Twixt

USA - 2011
2/5
Twixt
Uno scrittore in declino, per promuovere il suo nuovo libro arriva in una cittadina dove è stato commesso il misterioso omicidio di una ragazza. Poi, durante la notte, viene contattato in sogno dal fantasma della giovane V che gli narra una storia inquietante, che potrebbe avere a che fare con un segreto del suo passato...
  • Colore: C
  • Genere: HORROR, THRILLER
  • Produzione: FRANCIS FORD COPPOLA PER AMERICAN ZOETROPE

TRAILER

RECENSIONE

di Marina Sanna
Da quando ha smesso di lavorare su commissione,Francis Ford Coppola non è più lo stesso. I suoi ultimi film, da Una seconda giovinezza a Tetro, più che di un'indipendenza artistica sembrano il frutto di una creatività senza freni, con trame disarticolate che inesorabilmente li trascinano verso il basso. L' horror gotico Twixt, presentato in anteprima al festival di Torino, non fa eccezione. Omaggio esplicito ai racconti di Edgar Allan Poe, che compare sotto forma di spirito guida (Ben Chaplin), è la storia di Hall Baltimore (Val Kilmer), scrittore di serie B in declino. Durante un tour promozionale si ferma a Swan Valley, una cittadina lugubre, perfetta per ritrovare l'ispirazione perduta. Un campanile a sei facce simboleggia la vittoria del male, un vecchio hotel abbandonato è la scena di una tragedia avvenuta nel passato: 12 bambini sono stati drogati e poi ammazzati. Dapprima incuriosito dagli strambi personaggi che circolano nei paraggi, primo tra tutti lo sceriffo locale con ambizione letterarie, Hall si lascia poi coinvolgere anche emotivamente.

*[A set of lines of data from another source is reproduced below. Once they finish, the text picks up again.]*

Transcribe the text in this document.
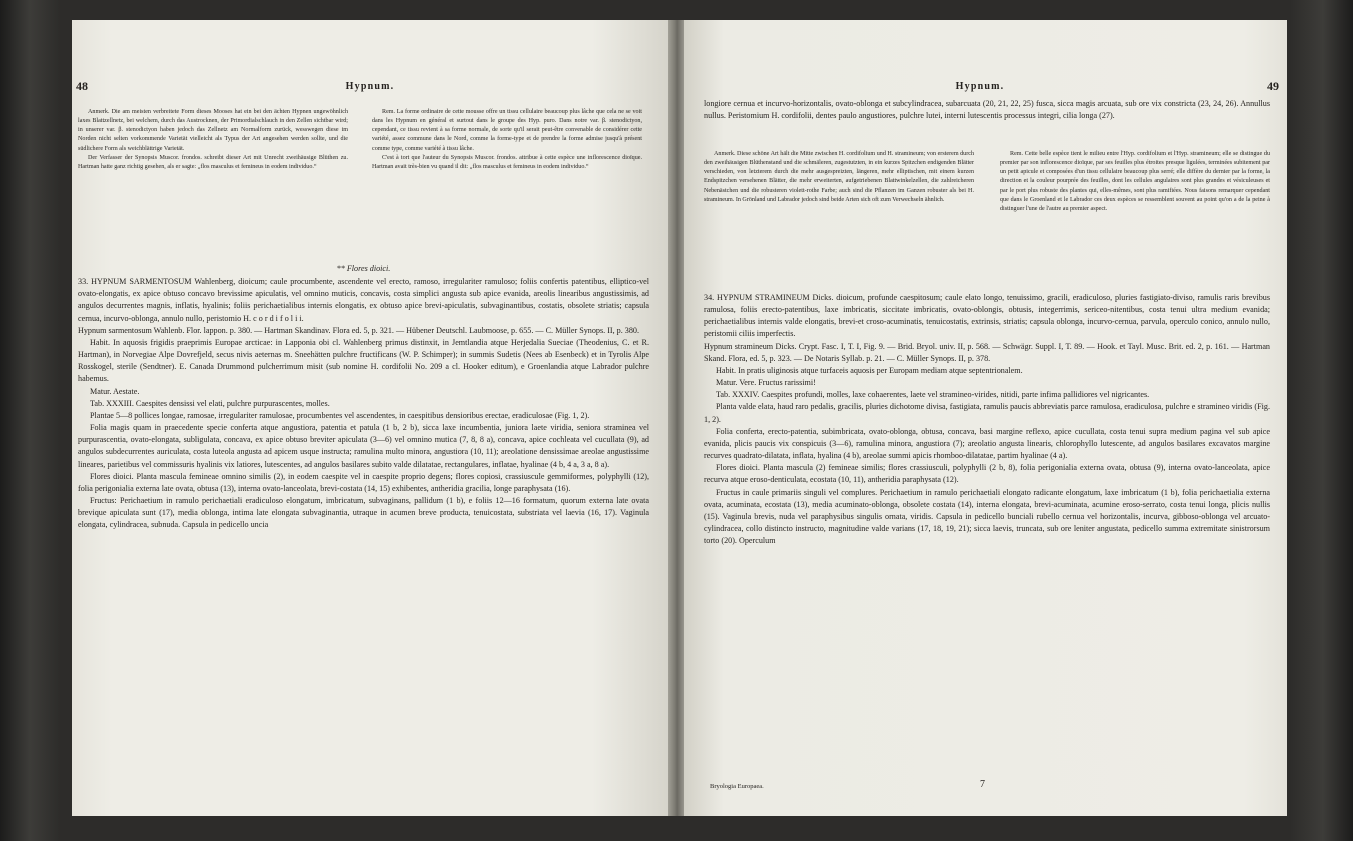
48	Hypnum.

Anmerk. Die am meisten verbreitete Form dieses Mooses hat ein bei den ächten Hypnen ungewöhnlich laxes Blattzellnetz, bei welchem, durch das Austrocknen, der Primordialschlauch in den Zellen sichtbar wird; in unserer var. β. stenodictyon haben jedoch das Zellnetz am Normalform zurück, wesswegen diese im Norden nicht selten vorkommende Varietät vielleicht als Typus der Art angesehen werden sollte, und die südlichere Form als weichblättrige Varietät.

Der Verfasser der Synopsis Muscor. frondos. schreibt dieser Art mit Unrecht zweihäusige Blüthen zu. Hartman hatte ganz richtig gesehen, als er sagte: „flos masculus et femineus in eodem individuo.“

Rem. La forme ordinaire de cette mousse offre un tissu cellulaire beaucoup plus lâche que cela ne se voit dans les Hypnum en général et surtout dans le groupe des Hyp. puro. Dans notre var. β. stenodictyon, cependant, ce tissu revient à sa forme normale, de sorte qu'il serait peut-être convenable de considérer cette variété, assez commune dans le Nord, comme la forme-type et de prendre la forme admise jusqu'à présent comme type, comme variété à tissu lâche.

C'est à tort que l'auteur du Synopsis Muscor. frondos. attribue à cette espèce une inflorescence dioïque. Hartman avait très-bien vu quand il dit: „flos masculus et femineus in eodem individuo.“

** Flores dioici.

33. HYPNUM SARMENTOSUM Wahlenberg, dioicum; caule procumbente, ascendente vel erecto, ramoso, irregulariter ramuloso; foliis confertis patentibus, elliptico-vel ovato-elongatis, ex apice obtuso concavo brevissime apiculatis, vel omnino muticis, concavis, costa simplici angusta sub apice evanida, areolis linearibus angustissimis, ad angulos decurrentes magnis, inflatis, hyalinis; foliis perichaetialibus internis elongatis, ex obtuso apice brevi-apiculatis, subvaginantibus, costatis, obsolete striatis; capsula cernua, incurvo-oblonga, annulo nullo, peristomio H. c o r d i f o l i i.

Hypnum sarmentosum Wahlenb. Flor. lappon. p. 380. — Hartman Skandinav. Flora ed. 5, p. 321. — Hübener Deutschl. Laubmoose, p. 655. — C. Müller Synops. II, p. 380.

Habit. In aquosis frigidis praeprimis Europae arcticae: in Lapponia obi cl. Wahlenberg primus distinxit, in Jemtlandia atque Herjedalia Sueciae (Theodenius, C. et R. Hartman), in Norvegiae Alpe Dovrefjeld, secus nivis aeternas m. Sneehätten pulchre fructificans (W. P. Schimper); in summis Sudetis (Nees ab Esenbeck) et in Tyrolis Alpe Rosskogel, sterile (Sendtner). E. Canada Drummond pulcherrimum misit (sub nomine H. cordifolii No. 209 a cl. Hooker editum), e Groenlandia atque Labrador pulchre habemus.

Matur. Aestate.

Tab. XXXIII. Caespites densissi vel elati, pulchre purpurascentes, molles.

Plantae 5—8 pollices longae, ramosae, irregulariter ramulosae, procumbentes vel ascendentes, in caespitibus densioribus erectae, eradiculosae (Fig. 1, 2).

Folia magis quam in praecedente specie conferta atque angustiora, patentia et patula (1 b, 2 b), sicca laxe incumbentia, juniora laete viridia, seniora straminea vel purpurascentia, ovato-elongata, subligulata, concava, ex apice obtuso breviter apiculata (3—6) vel omnino mutica (7, 8, 8 a), concava, apice cochleata vel cucullata (9), ad angulos subdecurrentes auriculata, costa luteola angusta ad apicem usque instructa; ramulina multo minora, angustiora (10, 11); areolatione densissimae areolae angustissime lineares, parietibus vel commissuris hyalinis vix latiores, lutescentes, ad angulos basilares subito valde dilatatae, rectangulares, inflatae, hyalinae (4 b, 4 a, 3 a, 8 a).

Flores dioici. Planta mascula femineae omnino similis (2), in eodem caespite vel in caespite proprio degens; flores copiosi, crassiuscule gemmiformes, polyphylli (12), folia perigonialia externa late ovata, obtusa (13), interna ovato-lanceolata, brevi-costata (14, 15) exhibentes, antheridia gracilia, longe paraphysata (16).

Fructus: Perichaetium in ramulo perichaetiali eradiculoso elongatum, imbricatum, subvaginans, pallidum (1 b), e foliis 12—16 formatum, quorum externa late ovata brevique apiculata sunt (17), media oblonga, intima late elongata subvaginantia, utraque in acumen breve producta, tenuicostata, substriata vel laevia (16, 17). Vaginula elongata, cylindracea, subnuda. Capsula in pedicello uncia

Hypnum.	49

longiore cernua et incurvo-horizontalis, ovato-oblonga et subcylindracea, subarcuata (20, 21, 22, 25) fusca, sicca magis arcuata, sub ore vix constricta (23, 24, 26). Annullus nullus. Peristomium H. cordifolii, dentes paulo angustiores, pulchre lutei, interni lutescentis processus integri, cilia longa (27).

Anmerk. Diese schöne Art hält die Mitte zwischen H. cordifolium und H. stramineum; von ersterem durch den zweihäusigen Blüthenstand und die schmäleren, zugestutzten, in ein kurzes Spitzchen endigenden Blätter verschieden, von letzterem durch die mehr ausgespreizten, längeren, mehr elliptischen, mit einem kurzen Endspitzchen versehenen Blätter, die mehr erweiterten, aufgetriebenen Blattwinkelzellen, die zahlreicheren Nebenästchen und die robusteren violett-rothe Farbe; auch sind die Pflanzen im Ganzen robuster als bei H. stramineum. In Grönland und Labrador jedoch sind beide Arten sich oft zum Verwechseln ähnlich.

Rem. Cette belle espèce tient le milieu entre l'Hyp. cordifolium et l'Hyp. stramineum; elle se distingue du premier par son inflorescence dioïque, par ses feuilles plus étroites presque ligulées, terminées subitement par un petit apicule et composées d'un tissu cellulaire beaucoup plus serré; elle diffère du dernier par la forme, la direction et la couleur pourprée des feuilles, dont les cellules angulaires sont plus grandes et vésiculeuses et par le port plus robuste des plantes qui, elles-mêmes, sont plus ramifiées. Nous faisons remarquer cependant que dans le Groenland et le Labrador ces deux espèces se ressemblent souvent au point qu'on a de la peine à distinguer l'une de l'autre au premier aspect.

34. HYPNUM STRAMINEUM Dicks. dioicum, profunde caespitosum; caule elato longo, tenuissimo, gracili, eradiculoso, pluries fastigiato-diviso, ramulis raris brevibus ramulosa, foliis erecto-patentibus, laxe imbricatis, siccitate imbricatis, ovato-oblongis, obtusis, integerrimis, sericeo-nitentibus, costa tenui ultra medium evanida; perichaetialibus internis valde elongatis, brevi-et croso-acuminatis, tenuicostatis, extrinsis, striatis; capsula oblonga, incurvo-cernua, parvula, operculo conico, annulo nullo, peristomii ciliis imperfectis.

Hypnum stramineum Dicks. Crypt. Fasc. I, T. I, Fig. 9. — Brid. Bryol. univ. II, p. 568. — Schwägr. Suppl. I, T. 89. — Hook. et Tayl. Musc. Brit. ed. 2, p. 161. — Hartman Skand. Flora, ed. 5, p. 323. — De Notaris Syllab. p. 21. — C. Müller Synops. II, p. 378.

Habit. In pratis uliginosis atque turfaceis aquosis per Europam mediam atque septentrionalem.

Matur. Vere. Fructus rarissimi!

Tab. XXXIV. Caespites profundi, molles, laxe cohaerentes, laete vel stramineo-virides, nitidi, parte infima pallidiores vel nigricantes.

Planta valde elata, haud raro pedalis, gracilis, pluries dichotome divisa, fastigiata, ramulis paucis abbreviatis parce ramulosa, eradiculosa, pulchre e stramineo viridis (Fig. 1, 2).

Folia conferta, erecto-patentia, subimbricata, ovato-oblonga, obtusa, concava, basi margine reflexo, apice cucullata, costa tenui supra medium pagina vel sub apice evanida, plicis paucis vix conspicuis (3—6), ramulina minora, angustiora (7); areolatio angusta linearis, chlorophyllo lutescente, ad angulos basilares excavatos margine recurves quadrato-dilatata, inflata, hyalina (4 b), areolae summi apicis rhomboo-dilatatae, partim hyalinae (4 a).

Flores dioici. Planta mascula (2) femineae similis; flores crassiusculi, polyphylli (2 b, 8), folia perigonialia externa ovata, obtusa (9), interna ovato-lanceolata, apice recurva atque eroso-denticulata, ecostata (10, 11), antheridia paraphysata (12).

Fructus in caule primariis singuli vel complures. Perichaetium in ramulo perichaetiali elongato radicante elongatum, laxe imbricatum (1 b), folia perichaetialia externa ovata, acuminata, ecostata (13), media acuminato-oblonga, obsolete costata (14), interna elongata, brevi-acuminata, acumine eroso-serrato, costa tenui longa, plicis nullis (15). Vaginula brevis, nuda vel paraphysibus singulis ornata, viridis. Capsula in pedicello bunciali rubello cernua vel horizontalis, incurva, gibboso-oblonga vel arcuato-cylindracea, collo distincto instructo, magnitudine valde varians (17, 18, 19, 21); sicca laevis, truncata, sub ore leniter angustata, pedicello summa extremitate sinistrorsum torto (20). Operculum

Bryologia Europaea.	7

Mentre dorme gli appare una ragazzina di nome Virginia (Elle Fanning), che lo guida nel bosco e lo istruisce sui delitti irrisolti. Le ore di sonno diventano quelle di veglia, i personaggi veri si mescolano con quelli immaginati: dove finisce il sogno e inizia la realtà? Non lo capisce neanche lo spettatore. Con l'aiuto dello sceriffo, Hall immagina il soggetto del nuovo romanzo, a base di vampiri, che dovrebbe riportarlo ai successi precedenti. Tra bianco e nero, schizzi di rosso e un paio di scene in 3D, si arriva verso la soluzione del mistero che incupisce il protagonista. Costato 7 milioni di dollari e interamente autofinanziato, risente di uno script ambizioso e barocco, in cui anche le immagini più belle (vedi la scena della figlia che fluttua sull'acqua, autocitazione di Dracula) sono sacrificate a vantaggio del percorso di emancipazione intrapreso da qualche anno dal regista. Che qua e là, con la cifra inequivocabile del grande maestro, ci ricorda essere lo stesso di Apocalypse Now e Dracula.